Os problemas do cenário terão uma escala menor em Brim. Este é um contraste interessante: quando colocado em sua forma genérica, o problema tende a parecer de proporções épicas, mas quando se coloca a mesma complicação em uma ambientação de eventos mais modestos, os problemas tendem a parecer mais palpáveis e é isso que eu vou fazer nesta primeira sessão.

Elaborei duas organizações que estão relacionadas, cada uma, com um dos problemas apresentados acima.
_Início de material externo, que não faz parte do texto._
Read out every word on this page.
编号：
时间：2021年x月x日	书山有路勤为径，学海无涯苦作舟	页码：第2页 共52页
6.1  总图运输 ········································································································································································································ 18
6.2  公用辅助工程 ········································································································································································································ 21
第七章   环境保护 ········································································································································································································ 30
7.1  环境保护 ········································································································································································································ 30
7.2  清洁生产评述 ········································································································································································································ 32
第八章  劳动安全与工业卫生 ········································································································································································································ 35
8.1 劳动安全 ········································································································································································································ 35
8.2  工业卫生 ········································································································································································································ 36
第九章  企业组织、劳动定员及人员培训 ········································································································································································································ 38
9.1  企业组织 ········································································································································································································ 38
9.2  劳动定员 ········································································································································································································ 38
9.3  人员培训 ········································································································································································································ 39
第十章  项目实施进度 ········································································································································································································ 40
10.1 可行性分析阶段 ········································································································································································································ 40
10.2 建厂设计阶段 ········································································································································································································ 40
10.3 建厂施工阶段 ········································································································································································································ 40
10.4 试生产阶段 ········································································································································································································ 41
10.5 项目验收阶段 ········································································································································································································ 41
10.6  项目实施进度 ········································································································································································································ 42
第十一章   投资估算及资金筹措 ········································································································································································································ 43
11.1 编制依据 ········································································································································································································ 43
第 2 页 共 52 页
3.1 A Guilda da Rata Branca

A Ladra mais terrível, fria e habilidosa da região, conhecida Rata Branca, lidera um bando de saqueadores e ladrões de estrada que atuam nas proximidades de Brim. É dito que seu refúgio se encontra em algum lugar nos ermos, embora ninguém conheça sua real identidade.

Seus ataques são impiedosos e covardes: esta cruel assassina deixa poucas testemunhas – mas quase sempre com ferimentos mortais ou incapacitantes. Sua crueldade não poupa nem mesmo camponeses, ou famílias.

Não pretendo criar uma ficha para Rata Branca ainda, pois não pretendo revelar quem ela é nem como era opera. Mas isso não impedirá dos personagens jogadores entrarem em conflito com seus capangas. Então, eis as fichas de três variações de PdMs secundáriosque pretendo colocar em mesa:


SAQUEADORES DE ESTRADA. Aspectos: “Ladrões de quinta”, “Emboscar, roubar, fugir!”. Adequado (+2): Discreto. Ruim (-1): Corajoso. Fadiga: 2 (4 ladrões);

SAQUEADOR. Aspectos: “Sempre espreitando”, “Lâminas Afiadas”. Adequado (+2): Discreto e Rápido. Ruim (-1): Inteligente. Fadiga: 2

LADRÃO (LÍDER). Aspectos: “Ladrão Veterano”, “Lâminas Afiadas e Dardos Envenenados”. Bom (+3): Discreto. Adequado (+2): Atento. Ruim (-1): Inteligente. Fadiga: 3


3.2 A Ordem dos Patrulheiros

A Ordem dos Patrulheiros é a única representante da Guarda Real em Brim e não é raro ver seus patrulheiros buscarem alguns suprimentos ou um breve descanso no Vilarejo. Sua base de operações é um acampamento que se localiza no nervo da floresta que circunda a região. Estes são os “rangers” do cenário.

640px-olaus_magnus_-_more_on_the_location_and_nature_of_the_land_of_the_skrickfinns


PATRULHEIRO DA ORDEM. Aspectos: “Guerreiro dos Ermos”, “Voto da Ordem dos Patrulheiros”. Adequado (+2): Discreto e Atento. Fadiga: 3


Como você percebeu, criei apenas um tipo de PdM secundário para representar os patrulheiros. Como a Ordem dos Patrulheiros é uma forte candidata à preferência de pelo menos um dos jogadores eu não vou criar nenhuma “personalidade” ainda, embora um sargento seja, provavelmente necessário.

Para ser um membro da Ordem dos Patrulheiros, o jogador deve dedicar, pelo menos, um de seus Aspectos para representar este fato, ainda que mesclado com outras características.

Um membro da Ordem dos Patrulheiros deve obediência aos seus superiores, deve exercer o poder sempre em nome do Rei e jamais macular a irmandade (ou do Rei!) com atos descabidos de violência ou abuso de poder. Claro, como tudo em Feudos de Sangue, existem diversas interpretações dúbias sobre o que é considerado “descabido”, “violento” ou “abuso”.

A moral da Ordem vai depender do tom escolhido pelo grupo.